Un bell’augurio davvero. Sullo stesso giornale sono riportate altre frasi del Presidente ucraino: “Rispetto Sua Santità, ma non abbiamo bisogno di mediatore tra Ucraina e il suo aggressore.” (idem) E poi vorrebbe il Papa come sostenitore di una pace giusta, cioè la sua, quella che abbiamo indicato. Difficile intravvedere una fine della situazione con un ostinato di tale fatta. Senza pensare alle condizioni di rientro dei denari prestati per le armi usate, da ripagare.

 Oppure l’Occidente, generoso, dopo avere buttato in quello scenario, come ha fatto l’Italia, tutto l’inservibile, si accollerà il debito miliardario di questa guerra, quando finirà, non si sa come e quando. 

Dopo avere portato un paese in guerra nell’Unione Europea e nella Nato. Questo accadrà, vista la pochezza di lungimiranza dei leader dell’UE, e del nostro paese, come della Nato. Che naturalmente non possono essere, la Nato intendo, ritenuta al di fuori di quanto è accaduto. Insomma, ancora anni di sudditanza all’uomo in tuta che gira il mondo chiedendo sempre più armi e soldi per un paese distrutto e da rimettere in sesto. 

Ma è possibile che nessuno mai faccia discorsi diversi della solita retorica armi-difesa-valori occidentali? Il posto della Russia, alla fine dei combattimenti, nel mondo, quale sarà? Chiederselo è assurdo? 

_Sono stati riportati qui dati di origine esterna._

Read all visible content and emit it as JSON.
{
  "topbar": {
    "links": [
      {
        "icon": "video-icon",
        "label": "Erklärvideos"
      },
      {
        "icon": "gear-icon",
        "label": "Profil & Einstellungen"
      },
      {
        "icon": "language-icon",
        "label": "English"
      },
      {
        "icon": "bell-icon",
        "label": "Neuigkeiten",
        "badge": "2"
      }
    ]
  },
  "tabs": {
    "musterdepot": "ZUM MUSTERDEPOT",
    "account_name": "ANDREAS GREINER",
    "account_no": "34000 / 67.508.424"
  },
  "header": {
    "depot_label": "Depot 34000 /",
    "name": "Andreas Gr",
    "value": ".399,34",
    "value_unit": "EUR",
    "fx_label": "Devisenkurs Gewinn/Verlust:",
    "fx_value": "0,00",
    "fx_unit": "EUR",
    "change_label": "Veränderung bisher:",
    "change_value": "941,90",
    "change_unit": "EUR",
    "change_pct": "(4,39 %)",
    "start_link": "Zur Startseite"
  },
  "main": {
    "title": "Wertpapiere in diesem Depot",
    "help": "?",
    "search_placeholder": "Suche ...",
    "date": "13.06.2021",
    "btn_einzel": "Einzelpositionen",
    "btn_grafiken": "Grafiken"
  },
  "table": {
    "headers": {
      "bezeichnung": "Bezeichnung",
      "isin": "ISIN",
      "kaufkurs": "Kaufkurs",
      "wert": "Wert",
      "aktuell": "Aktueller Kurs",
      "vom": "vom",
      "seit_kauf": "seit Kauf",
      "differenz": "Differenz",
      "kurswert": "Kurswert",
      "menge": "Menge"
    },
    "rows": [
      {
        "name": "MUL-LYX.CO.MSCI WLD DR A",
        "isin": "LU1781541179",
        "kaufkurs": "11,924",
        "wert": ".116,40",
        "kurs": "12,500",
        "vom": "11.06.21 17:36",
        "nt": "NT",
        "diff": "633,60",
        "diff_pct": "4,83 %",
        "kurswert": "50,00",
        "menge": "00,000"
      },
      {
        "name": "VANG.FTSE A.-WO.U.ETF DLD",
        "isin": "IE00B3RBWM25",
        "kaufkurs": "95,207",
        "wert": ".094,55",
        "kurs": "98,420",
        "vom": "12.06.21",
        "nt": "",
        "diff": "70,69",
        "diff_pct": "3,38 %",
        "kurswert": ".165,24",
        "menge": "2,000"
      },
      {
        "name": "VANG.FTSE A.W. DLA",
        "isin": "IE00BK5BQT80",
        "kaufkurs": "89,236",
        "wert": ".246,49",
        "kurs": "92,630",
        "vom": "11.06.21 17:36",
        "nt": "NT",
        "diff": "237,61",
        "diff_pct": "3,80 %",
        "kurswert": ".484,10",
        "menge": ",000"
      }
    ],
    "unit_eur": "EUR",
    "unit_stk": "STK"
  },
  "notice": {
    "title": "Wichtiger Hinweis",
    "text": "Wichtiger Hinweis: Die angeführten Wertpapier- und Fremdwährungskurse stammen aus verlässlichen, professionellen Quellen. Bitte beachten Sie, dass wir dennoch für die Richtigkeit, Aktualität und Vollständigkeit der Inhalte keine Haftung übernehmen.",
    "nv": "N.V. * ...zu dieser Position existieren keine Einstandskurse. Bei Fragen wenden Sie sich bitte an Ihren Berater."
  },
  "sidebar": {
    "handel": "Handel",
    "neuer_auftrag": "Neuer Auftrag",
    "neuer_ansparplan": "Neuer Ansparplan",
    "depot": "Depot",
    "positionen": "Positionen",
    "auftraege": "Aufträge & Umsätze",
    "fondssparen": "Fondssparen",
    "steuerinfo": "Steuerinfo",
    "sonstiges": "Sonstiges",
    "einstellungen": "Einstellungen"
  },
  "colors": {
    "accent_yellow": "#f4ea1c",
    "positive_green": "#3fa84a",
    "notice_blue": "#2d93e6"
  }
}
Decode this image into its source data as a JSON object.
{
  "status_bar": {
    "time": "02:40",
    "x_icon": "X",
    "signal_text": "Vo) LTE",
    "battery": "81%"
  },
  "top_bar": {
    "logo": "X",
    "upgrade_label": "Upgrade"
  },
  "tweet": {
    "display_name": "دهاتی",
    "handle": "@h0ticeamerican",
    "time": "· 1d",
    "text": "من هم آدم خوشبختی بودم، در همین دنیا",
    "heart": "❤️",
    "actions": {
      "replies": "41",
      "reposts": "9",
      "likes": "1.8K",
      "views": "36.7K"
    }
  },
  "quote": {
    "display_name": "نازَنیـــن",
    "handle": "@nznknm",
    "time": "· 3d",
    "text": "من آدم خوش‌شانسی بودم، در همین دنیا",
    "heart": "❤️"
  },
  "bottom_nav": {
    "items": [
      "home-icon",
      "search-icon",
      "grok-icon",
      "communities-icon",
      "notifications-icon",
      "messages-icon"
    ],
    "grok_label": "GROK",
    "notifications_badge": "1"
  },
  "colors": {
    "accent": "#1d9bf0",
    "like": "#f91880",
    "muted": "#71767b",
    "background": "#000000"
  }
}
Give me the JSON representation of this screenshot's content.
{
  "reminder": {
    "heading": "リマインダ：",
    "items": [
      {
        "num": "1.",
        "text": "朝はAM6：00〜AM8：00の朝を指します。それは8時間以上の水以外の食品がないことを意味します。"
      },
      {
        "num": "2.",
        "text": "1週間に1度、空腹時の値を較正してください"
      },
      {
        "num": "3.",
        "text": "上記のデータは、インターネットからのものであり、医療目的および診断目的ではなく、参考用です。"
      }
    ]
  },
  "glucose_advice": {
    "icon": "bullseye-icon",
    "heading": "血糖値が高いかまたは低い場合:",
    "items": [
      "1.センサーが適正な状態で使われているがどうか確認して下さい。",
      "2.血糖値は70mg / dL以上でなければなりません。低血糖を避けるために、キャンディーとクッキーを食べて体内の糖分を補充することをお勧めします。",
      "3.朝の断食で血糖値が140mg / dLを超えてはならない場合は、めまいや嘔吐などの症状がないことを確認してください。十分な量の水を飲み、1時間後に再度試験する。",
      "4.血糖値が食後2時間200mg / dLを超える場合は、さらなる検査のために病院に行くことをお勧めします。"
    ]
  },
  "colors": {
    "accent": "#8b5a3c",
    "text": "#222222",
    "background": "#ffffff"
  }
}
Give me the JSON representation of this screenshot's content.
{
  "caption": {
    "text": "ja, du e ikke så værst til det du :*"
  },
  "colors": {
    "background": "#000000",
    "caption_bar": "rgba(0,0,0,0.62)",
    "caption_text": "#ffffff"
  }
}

Pare che il centro del mondo sia l’Ucraina, ma un centro del mondo non esite. Ve n’è più d’uno. Vi può essere una politica che cerchi di liberare le società incatenate dalla guerra, Russia inclusa? Oppure dobbiamo sperare che la situazione si incancrenisca, come in Israele, Sudan, Yemen e possiamo aggiungere, anche Congo, Centrafrica, Siria, Thailandia, Birmania, ecc. ecc.